Tennessee Asks SCOTUS to Lift Obama-era Refugee-Resettlement Costs

Obama’s coerced resettlement policy had ‘the ultimate aim of changing the voting patterns of the states…’

Obama to Deliver 'Pointed' Speech About Trump
Barack Obama/IMAGE: theleeoverstreet via Youtube

(Michael Barnes, Liberty Headlines) The Obama administration was flooding heartland “red states” with foreign refugees and making state taxpayers pay for them against their will.

President Donald Trump has since ratcheted-down refugee re-settlements, but pre-Trump cost commitments continue despite state efforts to end them.

Now, the Tennessee’s state legislature and supportive immigration-reform advocates are asking the U.S. Supreme Court to intervene.

The controversy began when the Obama administration threatened to revoke billions of dollars in federal Medicaid assistance unless Tennessee state lawmakers agreed to spend tens of millions annually on Medicaid benefits for refugees the U.S. State Department was sending to the deep-red state.

Tennessee and other states facing similar ultimatums had no choice but to comply.

Dale L. Wilcox, executive director and general counsel of Immigration Reform Law Institute, says the coercive tactic was a blatant abuse of states’ rights and that Obama’s ballooning refugee resettlement policy had “the ultimate aim of changing the voting patterns of the states.”

“IRLI rejects this attempt to politicize the refugee program, and supports Tennessee in its fight against it,” Wilcox said in a Friday statement.

The issue is newly front and center after the Sixth Circuit Court of Appeals recently rejected hearing Tennessee’s complaint on the grounds that the state assembly lacked standing.

But the pro-legal immigration IRLI filed an amicus brief with the U.S. Supreme Court on Friday, stating that Tennessee taxpayers—as represented by their elected state lawmakers—indeed have standing because they’ve suffered an injury of $30 million a year since the state was forced to capitulate to the federal government while under duress.

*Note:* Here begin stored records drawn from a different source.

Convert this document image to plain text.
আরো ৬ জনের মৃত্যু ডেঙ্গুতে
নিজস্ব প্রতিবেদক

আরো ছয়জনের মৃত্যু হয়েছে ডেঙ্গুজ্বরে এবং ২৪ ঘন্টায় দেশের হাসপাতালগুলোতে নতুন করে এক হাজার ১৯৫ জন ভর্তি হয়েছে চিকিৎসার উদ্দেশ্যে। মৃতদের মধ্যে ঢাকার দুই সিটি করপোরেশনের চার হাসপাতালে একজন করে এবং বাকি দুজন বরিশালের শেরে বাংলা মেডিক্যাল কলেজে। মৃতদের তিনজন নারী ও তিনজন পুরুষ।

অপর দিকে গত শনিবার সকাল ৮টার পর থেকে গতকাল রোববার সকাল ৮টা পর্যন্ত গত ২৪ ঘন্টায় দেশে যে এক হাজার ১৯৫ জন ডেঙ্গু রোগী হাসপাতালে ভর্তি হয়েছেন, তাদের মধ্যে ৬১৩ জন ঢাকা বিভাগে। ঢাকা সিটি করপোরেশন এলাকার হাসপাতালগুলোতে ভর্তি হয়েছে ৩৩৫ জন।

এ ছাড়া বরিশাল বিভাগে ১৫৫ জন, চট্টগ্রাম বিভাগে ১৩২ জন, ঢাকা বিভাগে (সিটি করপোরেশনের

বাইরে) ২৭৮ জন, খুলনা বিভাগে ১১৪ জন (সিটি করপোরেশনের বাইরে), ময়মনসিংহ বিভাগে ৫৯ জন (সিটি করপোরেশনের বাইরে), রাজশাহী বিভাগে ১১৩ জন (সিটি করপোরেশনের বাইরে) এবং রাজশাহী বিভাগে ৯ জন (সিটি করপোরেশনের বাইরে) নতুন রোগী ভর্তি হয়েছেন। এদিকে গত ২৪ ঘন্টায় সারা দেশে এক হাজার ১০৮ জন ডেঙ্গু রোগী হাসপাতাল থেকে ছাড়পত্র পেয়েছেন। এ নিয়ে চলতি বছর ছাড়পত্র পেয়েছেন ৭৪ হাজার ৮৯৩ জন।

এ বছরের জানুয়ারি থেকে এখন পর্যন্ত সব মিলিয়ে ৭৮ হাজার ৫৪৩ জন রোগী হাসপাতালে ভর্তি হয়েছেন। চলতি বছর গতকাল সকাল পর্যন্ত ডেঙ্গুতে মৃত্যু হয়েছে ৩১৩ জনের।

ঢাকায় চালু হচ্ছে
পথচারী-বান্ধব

The brief also urges the high court to review the issue under the 10th Amendment, which holds that “powers not delegated to the United States by the Constitution, nor prohibited by it to the States, are reserved to the States respectively, or to the people.”

“We hope the Court grants review and decides this important case in the interests both of the states and of the Nation,” Wilcox said.